There is a certain amount of "use makes master" about word and byte length. I think DECs decision to go with 6bit for 36bit was probably fine, in the context of belief around BCD. That it turned out to be a royal pain in the neck for an 8 byte world was a bit overblown given its time and place. People found ways to exploit 4 extra bits in a word to do things. DEC provided the UUO mechanism, people coded odd things into it. If BCD had been more significant who knows how long packed ASCII might have lasted.

The entire field from bletchley onwards was full of arch, fey witticisms about machine names. ending things with -AC (for automatic computer) led to SILLIAC in Sydney Uni and there was a sort of poem which included them all to MANIAC. I can't but think the neologism byte over 'bite sized chunks of a whole word' goes directly to this tendency to play with language. And, the times were ones with many strange players on many continents, fertile ground for wordplay.  

8 is a useful number. 5 hole Baudot wasn't enough: with parity and cases and control signal in band data was heading to 8 irrespective. 

Aligning data with memory and registers makes sense.

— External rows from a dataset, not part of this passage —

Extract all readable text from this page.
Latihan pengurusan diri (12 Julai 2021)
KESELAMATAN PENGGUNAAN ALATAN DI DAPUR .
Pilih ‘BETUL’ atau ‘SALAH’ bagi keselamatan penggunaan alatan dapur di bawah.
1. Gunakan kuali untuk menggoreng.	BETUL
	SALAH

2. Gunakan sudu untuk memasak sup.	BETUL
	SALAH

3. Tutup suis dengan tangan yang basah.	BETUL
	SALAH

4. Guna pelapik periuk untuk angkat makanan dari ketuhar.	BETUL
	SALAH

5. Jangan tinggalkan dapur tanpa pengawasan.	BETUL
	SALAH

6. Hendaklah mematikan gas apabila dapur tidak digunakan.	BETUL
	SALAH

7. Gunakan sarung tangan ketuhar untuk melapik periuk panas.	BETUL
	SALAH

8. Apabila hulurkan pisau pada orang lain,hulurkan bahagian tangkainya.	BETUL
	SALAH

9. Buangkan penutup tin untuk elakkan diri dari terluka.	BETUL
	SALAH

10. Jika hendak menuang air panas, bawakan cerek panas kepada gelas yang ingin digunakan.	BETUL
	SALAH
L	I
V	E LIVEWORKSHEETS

On Fri, Sep 9, 2022 at 9:35 AM Douglas McIlroy <douglas.mcilroy@dartmouth.edu> wrote:
>
>  > I heard that the IBM 709
> > series had 36 bit words because Arthur Samuel,
> > then at IBM, needed 32 bits to identify the playable squares on a
> > checkerboard, plus some bits for color and kinged
>
> To be precise, Samuel's checkers program was written for
> the 701, which originated the architecture that the 709 inherited.
>
> Note that IBM punched cards had 72 data columns plus 8
> columns typically dedicated to sequence numbers. 700-series
> machines supported binary IO encoded two words per row, 12
> rows per card--a perfect fit to established technology. (I do
> not know whether the fit was deliberate or accidental.)
>
> As to where the byte came from, it was christened for the IBM
> Stretch, aka 7020. The machine was bit-addressed and the width
> of a byte was variable. Multidimensional arrays of packed bytes
> could be streamed at blinding speeds. Eight bits, which synced
> well with the 7020's 64-bit words, was standardized in the 360
> series. The term "byte" was not used in connection with
> 700-series machines.
>
> Doug